First Union Corp. said on Monday it agreed to buy Wachovia Corp. for about $13.4 billion in stock to form the nation's No. 4 bank, as the two rival North Carolina-based banks combine to boost profits in a slowing U.S. economy.

The deal, which will create a bank with 19 million customers, $324 billion in assets and 90,000 employees, comes as both banks are fighting loan losses and declining revenues from nontraditional bank businesses like securities brokerage and sales. The combined company, which will be known as Wachovia Corp., expects to cut 7,000 jobs over the next three years, half of them through turnover and retirements. 

Charlotte, N.C.-based First Union is offering two of its shares for each share of Wachovia, valuing Wachovia at $63.84 a share, in the deal that is scheduled to close in the third quarter. The purchase price, based on First Union's closing stock price of $31.92 on Thursday, represents only a 6 percent premium to Wachovia's closing price of $60.20. 

First Union, now the No. 6 U.S. bank holding company, has run into trouble in recent years after it made a string of large acquisitions that then proved hard to digest.

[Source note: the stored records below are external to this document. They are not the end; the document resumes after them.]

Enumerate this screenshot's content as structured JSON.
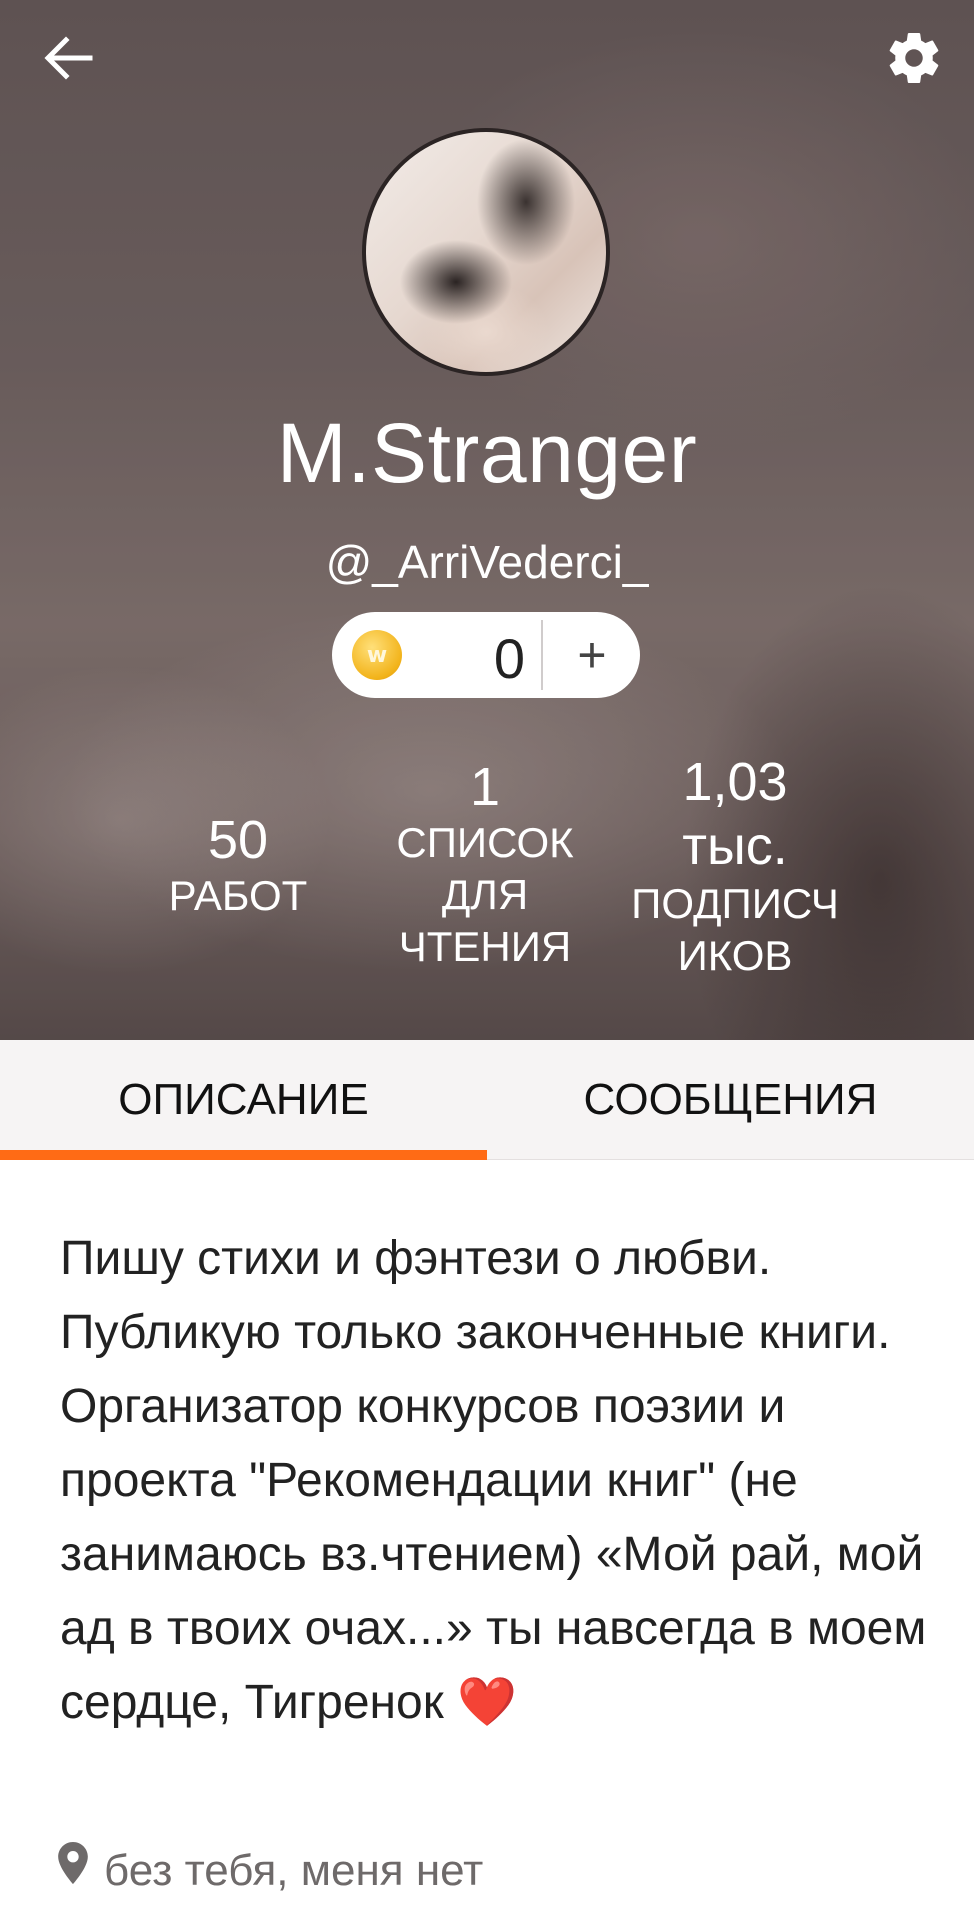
{
  "header": {
    "display_name": "M.Stranger",
    "username": "@_ArriVederci_",
    "coins": {
      "icon": "coin-icon",
      "value": "0",
      "add_label": "+"
    },
    "stats": [
      {
        "value": "50",
        "label": "РАБОТ"
      },
      {
        "value": "1",
        "label": "СПИСОК\nДЛЯ\nЧТЕНИЯ"
      },
      {
        "value": "1,03\nтыс.",
        "label": "ПОДПИСЧ\nИКОВ"
      }
    ]
  },
  "toolbar": {
    "back_icon": "arrow-left-icon",
    "settings_icon": "gear-icon"
  },
  "tabs": [
    {
      "label": "ОПИСАНИЕ",
      "active": true
    },
    {
      "label": "СООБЩЕНИЯ",
      "active": false
    }
  ],
  "bio": {
    "text": "Пишу стихи и фэнтези о любви. Публикую только законченные книги. Организатор конкурсов поэзии и проекта \"Рекомендации книг\" (не занимаюсь вз.чтением) «Мой рай, мой ад в твоих очах...» ты навсегда в моем сердце, Тигренок",
    "emoji": "❤️",
    "location": "без тебя, меня нет"
  },
  "colors": {
    "accent": "#ff6b15",
    "tab_bg": "#f6f4f4"
  }
}
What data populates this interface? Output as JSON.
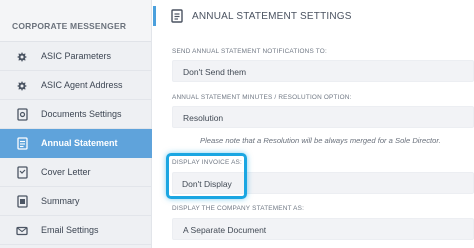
{
  "sidebar": {
    "title": "CORPORATE MESSENGER",
    "items": [
      {
        "label": "ASIC Parameters",
        "icon": "gear-icon",
        "active": false
      },
      {
        "label": "ASIC Agent Address",
        "icon": "gear-icon",
        "active": false
      },
      {
        "label": "Documents Settings",
        "icon": "document-settings-icon",
        "active": false
      },
      {
        "label": "Annual Statement",
        "icon": "document-icon",
        "active": true
      },
      {
        "label": "Cover Letter",
        "icon": "cover-letter-icon",
        "active": false
      },
      {
        "label": "Summary",
        "icon": "summary-icon",
        "active": false
      },
      {
        "label": "Email Settings",
        "icon": "email-icon",
        "active": false
      }
    ]
  },
  "header": {
    "title": "ANNUAL STATEMENT SETTINGS",
    "icon": "document-icon"
  },
  "fields": [
    {
      "label": "SEND ANNUAL STATEMENT NOTIFICATIONS TO:",
      "value": "Don't Send them"
    },
    {
      "label": "ANNUAL STATEMENT MINUTES / RESOLUTION OPTION:",
      "value": "Resolution"
    },
    {
      "label": "DISPLAY INVOICE AS:",
      "value": "Don't Display"
    },
    {
      "label": "DISPLAY THE COMPANY STATEMENT AS:",
      "value": "A Separate Document"
    }
  ],
  "note": "Please note that a Resolution will be always merged for a Sole Director.",
  "colors": {
    "accent": "#5fa3db",
    "highlight": "#1aa6e2",
    "sidebar_bg": "#eef0f3"
  }
}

Its earnings also have been hurt in past quarters by bad loans and losses on its investment portfolio. 

The deal marks First Union's latest big deal since it announced a sweeping, $3 billion restructuring deal last summer and said it would shut the Money Store, the ailing consumer finance operation that lent to people with poor credit histories. The bank bought it in 1998. First Union also lost droves of customers after it bought Philadelphia-based CoreStates Financial in 1998. 

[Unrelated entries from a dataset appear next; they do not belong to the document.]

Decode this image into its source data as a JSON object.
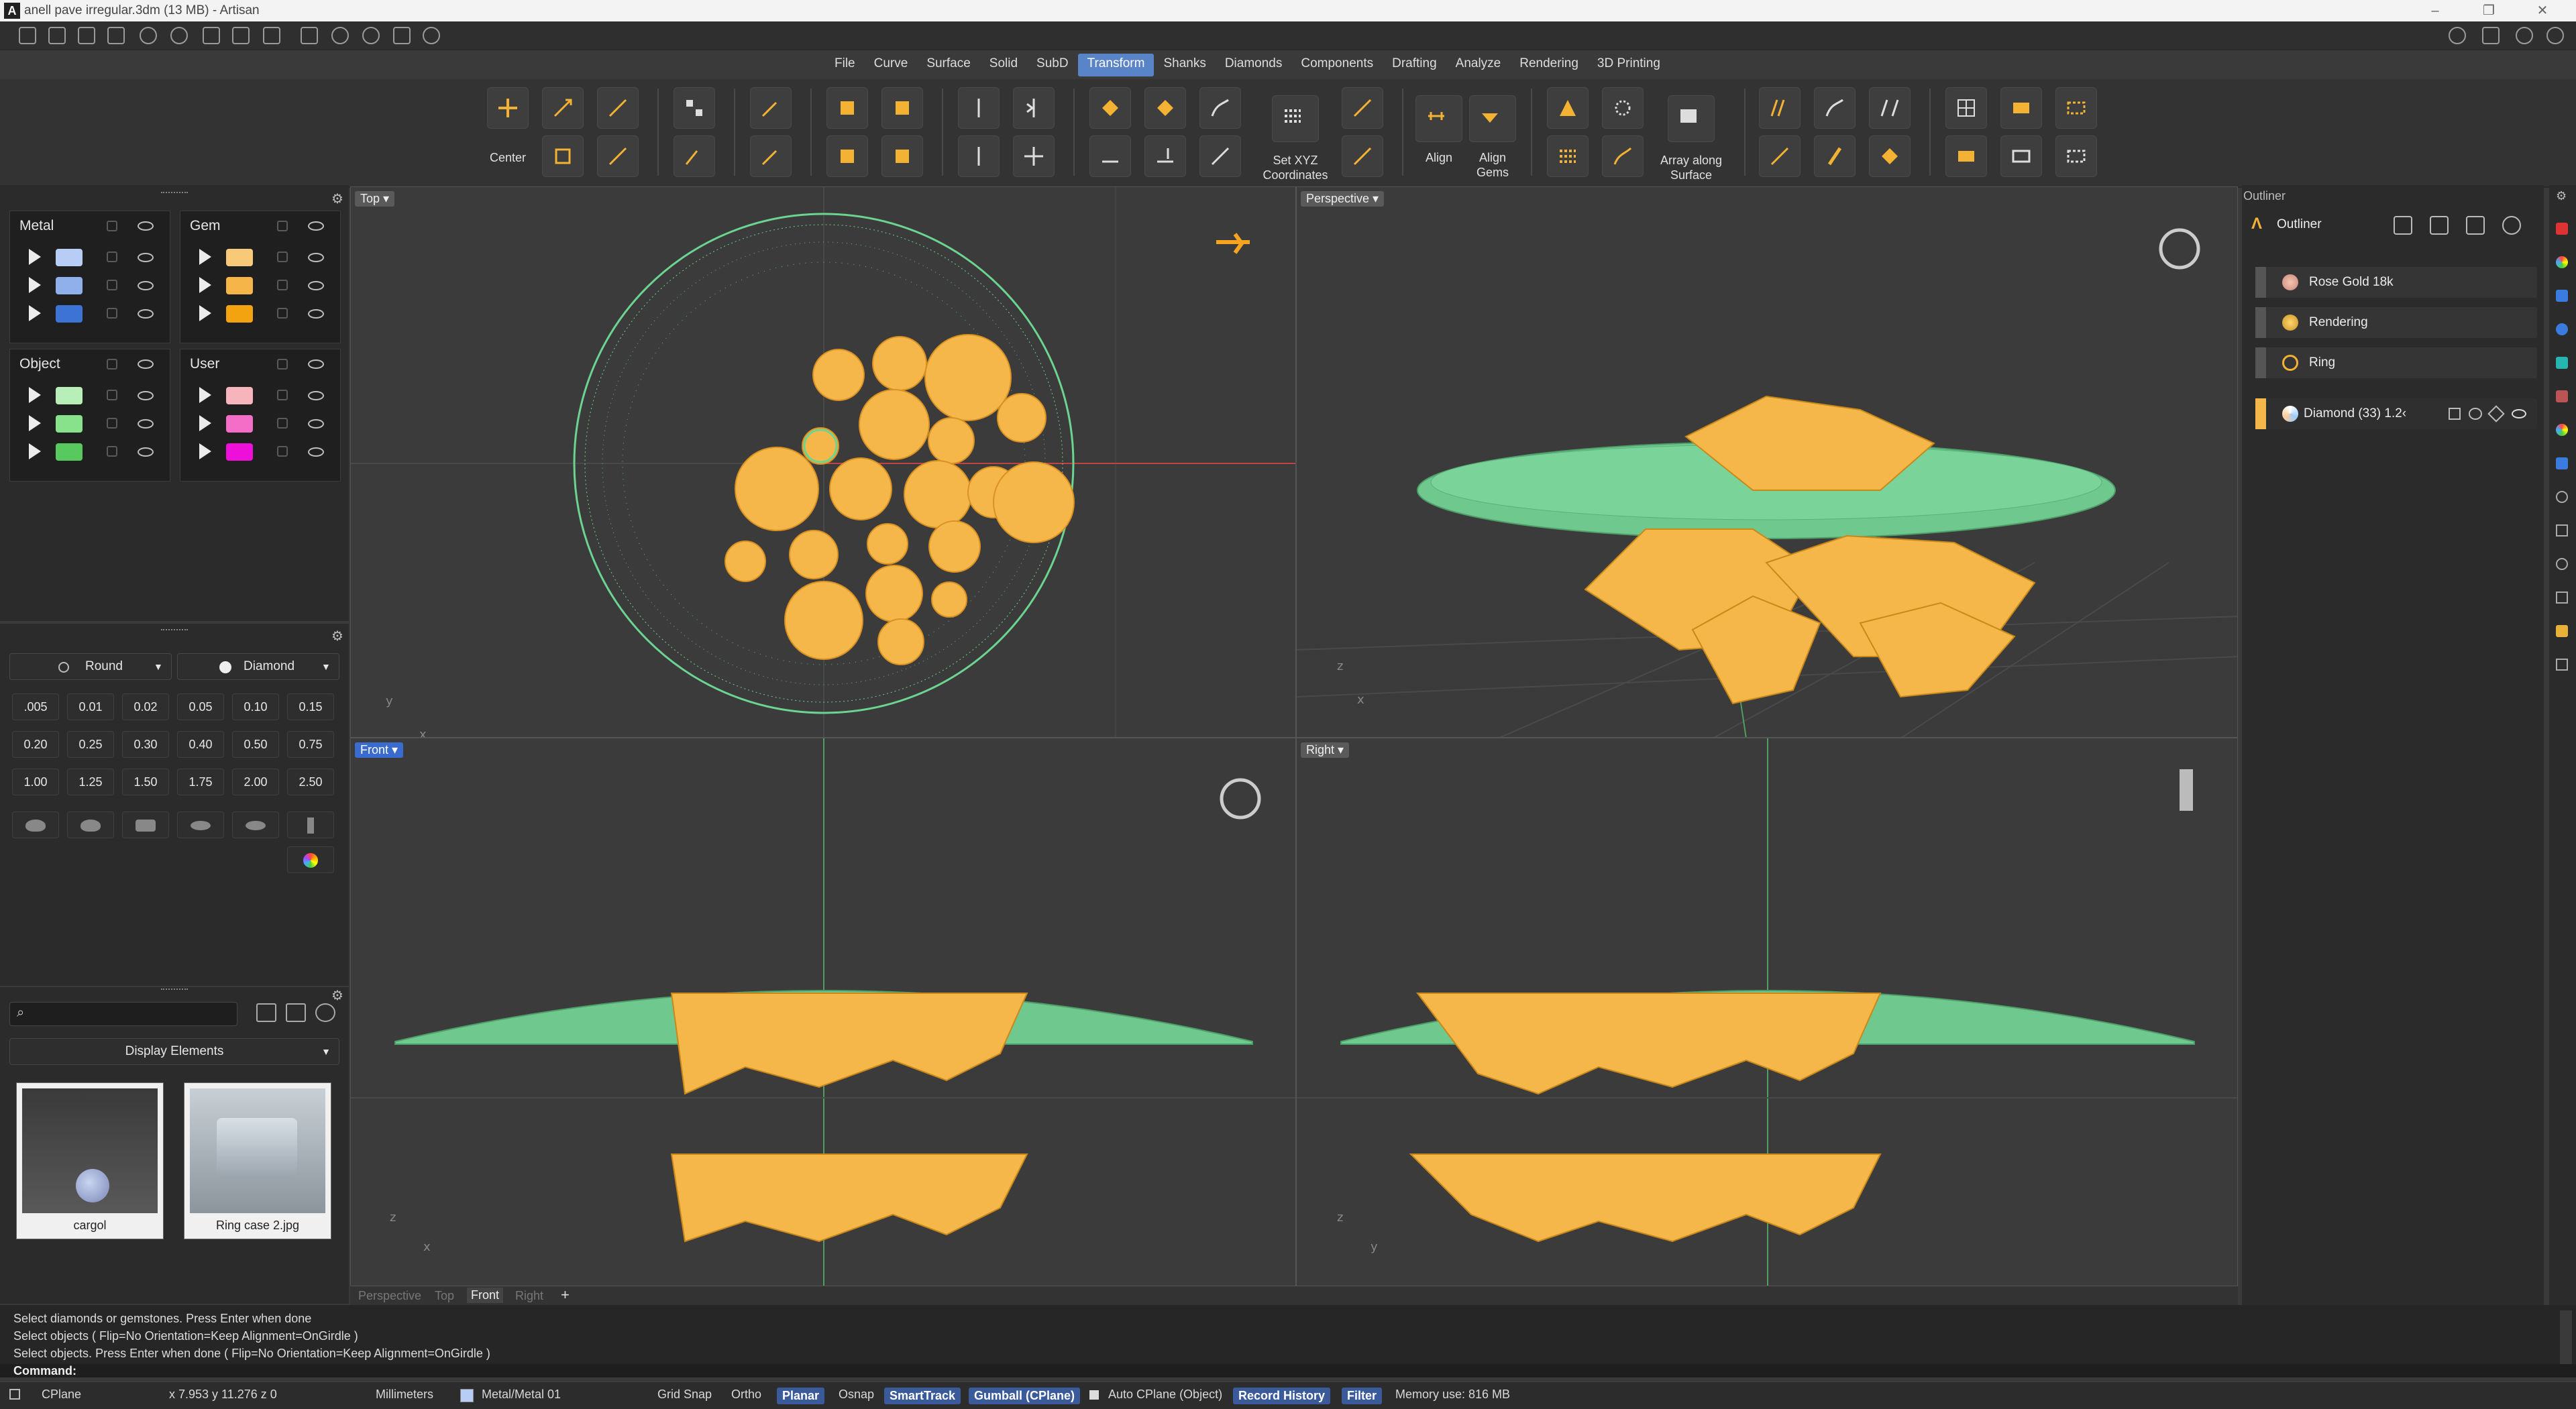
{
  "titlebar": {
    "title": "anell pave irregular.3dm (13 MB) - Artisan",
    "logo": "A"
  },
  "menu": [
    "File",
    "Curve",
    "Surface",
    "Solid",
    "SubD",
    "Transform",
    "Shanks",
    "Diamonds",
    "Components",
    "Drafting",
    "Analyze",
    "Rendering",
    "3D Printing"
  ],
  "menu_active": "Transform",
  "ribbon": {
    "center": "Center",
    "set_xyz": "Set XYZ\nCoordinates",
    "align": "Align",
    "align_gems": "Align\nGems",
    "array_surface": "Array along\nSurface"
  },
  "layers": {
    "metal": "Metal",
    "gem": "Gem",
    "object": "Object",
    "user": "User",
    "metal_colors": [
      "#b7cdf6",
      "#8fb0ea",
      "#3e73d6"
    ],
    "gem_colors": [
      "#f7c978",
      "#f6b548",
      "#f4a310"
    ],
    "object_colors": [
      "#b8efb9",
      "#88e28b",
      "#58c95e"
    ],
    "user_colors": [
      "#f6b4bd",
      "#f46ec7",
      "#ee10d8"
    ]
  },
  "gems": {
    "shape": "Round",
    "material": "Diamond",
    "sizes": [
      ".005",
      "0.01",
      "0.02",
      "0.05",
      "0.10",
      "0.15",
      "0.20",
      "0.25",
      "0.30",
      "0.40",
      "0.50",
      "0.75",
      "1.00",
      "1.25",
      "1.50",
      "1.75",
      "2.00",
      "2.50"
    ]
  },
  "library": {
    "display_elements": "Display Elements",
    "search_placeholder": "",
    "items": [
      "cargol",
      "Ring case 2.jpg"
    ]
  },
  "viewports": {
    "top": "Top",
    "perspective": "Perspective",
    "front": "Front",
    "right": "Right",
    "tabs": [
      "Perspective",
      "Top",
      "Front",
      "Right"
    ],
    "active_tab": "Front"
  },
  "outliner": {
    "title": "Outliner",
    "header": "Outliner",
    "items": [
      "Rose Gold 18k",
      "Rendering",
      "Ring"
    ],
    "diamond": "Diamond (33) 1.2‹"
  },
  "command": {
    "lines": [
      "Select diamonds or gemstones. Press Enter when done",
      "Select objects ( Flip=No  Orientation=Keep  Alignment=OnGirdle )",
      "Select objects. Press Enter when done ( Flip=No  Orientation=Keep  Alignment=OnGirdle )"
    ],
    "prompt": "Command:"
  },
  "status": {
    "cplane": "CPlane",
    "coords": "x 7.953   y 11.276   z 0",
    "units": "Millimeters",
    "layer": "Metal/Metal 01",
    "grid_snap": "Grid Snap",
    "ortho": "Ortho",
    "planar": "Planar",
    "osnap": "Osnap",
    "smarttrack": "SmartTrack",
    "gumball": "Gumball (CPlane)",
    "auto_cplane": "Auto CPlane (Object)",
    "record_history": "Record History",
    "filter": "Filter",
    "memory": "Memory use: 816 MB"
  }
}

Wachovia, headquartered in Winston-Salem, N.C., also has been hit by the U.S. economic slowdown and warned at the end of March its first-quarter earnings would miss expectations. Many U.S. banks have had loan losses and slack revenue growth, because the slowing economy has caused companies to default on loans and pull plans for stock offerings. 

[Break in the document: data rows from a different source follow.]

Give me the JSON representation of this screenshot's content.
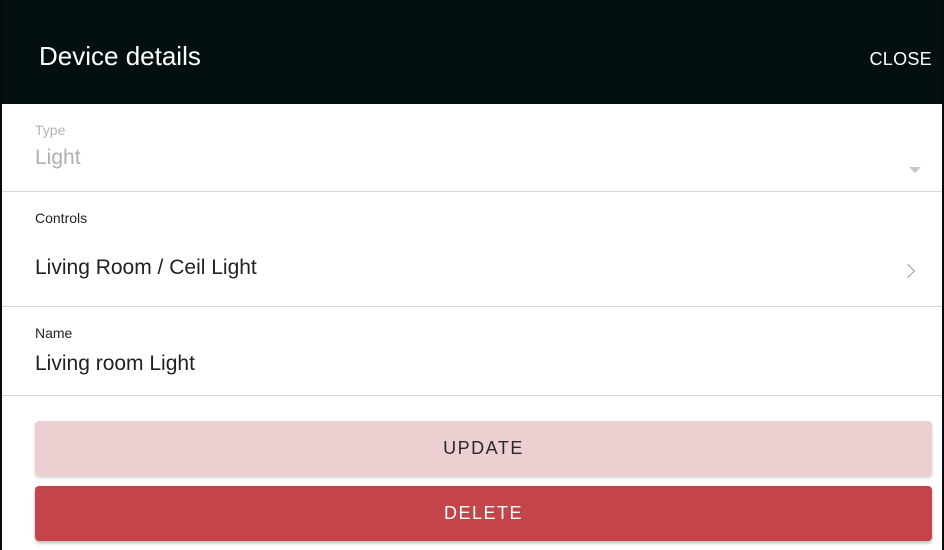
{
  "header": {
    "title": "Device details",
    "close_label": "CLOSE",
    "background_color": "#03100f"
  },
  "type_field": {
    "label": "Type",
    "value": "Light",
    "disabled": true,
    "icon": "dropdown-arrow-icon"
  },
  "controls_field": {
    "label": "Controls",
    "value": "Living Room / Ceil Light",
    "icon": "chevron-right-icon"
  },
  "name_field": {
    "label": "Name",
    "value": "Living room Light"
  },
  "actions": {
    "update_label": "UPDATE",
    "update_color": "#ebcfd1",
    "delete_label": "DELETE",
    "delete_color": "#c3454a"
  }
}
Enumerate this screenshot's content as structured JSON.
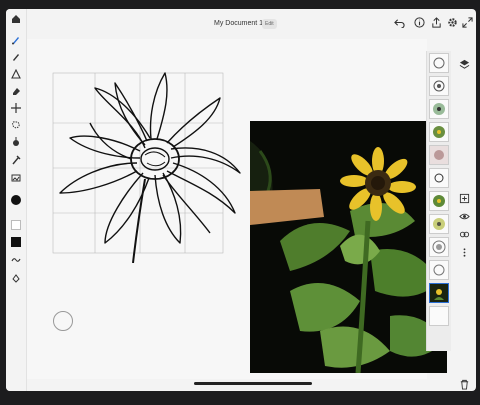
{
  "document": {
    "title": "My Document 10",
    "badge": "Edit"
  },
  "toolbar_left": {
    "tools": [
      "home-icon",
      "brush-icon",
      "pixel-brush-icon",
      "fill-brush-icon",
      "eraser-icon",
      "move-icon",
      "selection-icon",
      "smudge-icon",
      "eyedropper-icon",
      "image-icon"
    ],
    "color": "#111111"
  },
  "toolbar_top_right": [
    "undo-icon",
    "info-icon",
    "share-icon",
    "settings-icon",
    "expand-icon"
  ],
  "layers": {
    "count": 12,
    "selected_index": 10
  },
  "toolbar_right": [
    "layers-icon",
    "add-layer-icon",
    "visibility-icon",
    "link-icon",
    "more-icon",
    "trash-icon"
  ],
  "colors": {
    "accent": "#2a6fd6",
    "canvas": "#f7f7f7",
    "chrome": "#f3f3f3"
  }
}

The companies expect to save $890 million a year through combining operations and to take $1.45 billion in charges for severance packages, employee retention plans and systems integration. The companies expect to sell $1.5 billion to $2 billion in customer deposits to gain regulatory approval for the deal. 

First Union's chief executive and chairman, G. Kennedy Thompson, will become president and chief executive of the combined company. Wachovia's chief executive and chairman, L.M. Baker Jr., will become the new organization's chairman. 

Wachovia's board is expected to give shareholders a special dividend of 48 cents a share before the expected closing of the deal in the third quarter. The combined company is expected to pay a quarterly dividend of 24 cents a share. 

Investment bank Merrill Lynch and Co. Inc. represented First Union in the deal's negotiations, while Credit Suisse First Boston, a unit of Switzerland's Credit Suisse Group, represented Wachovia.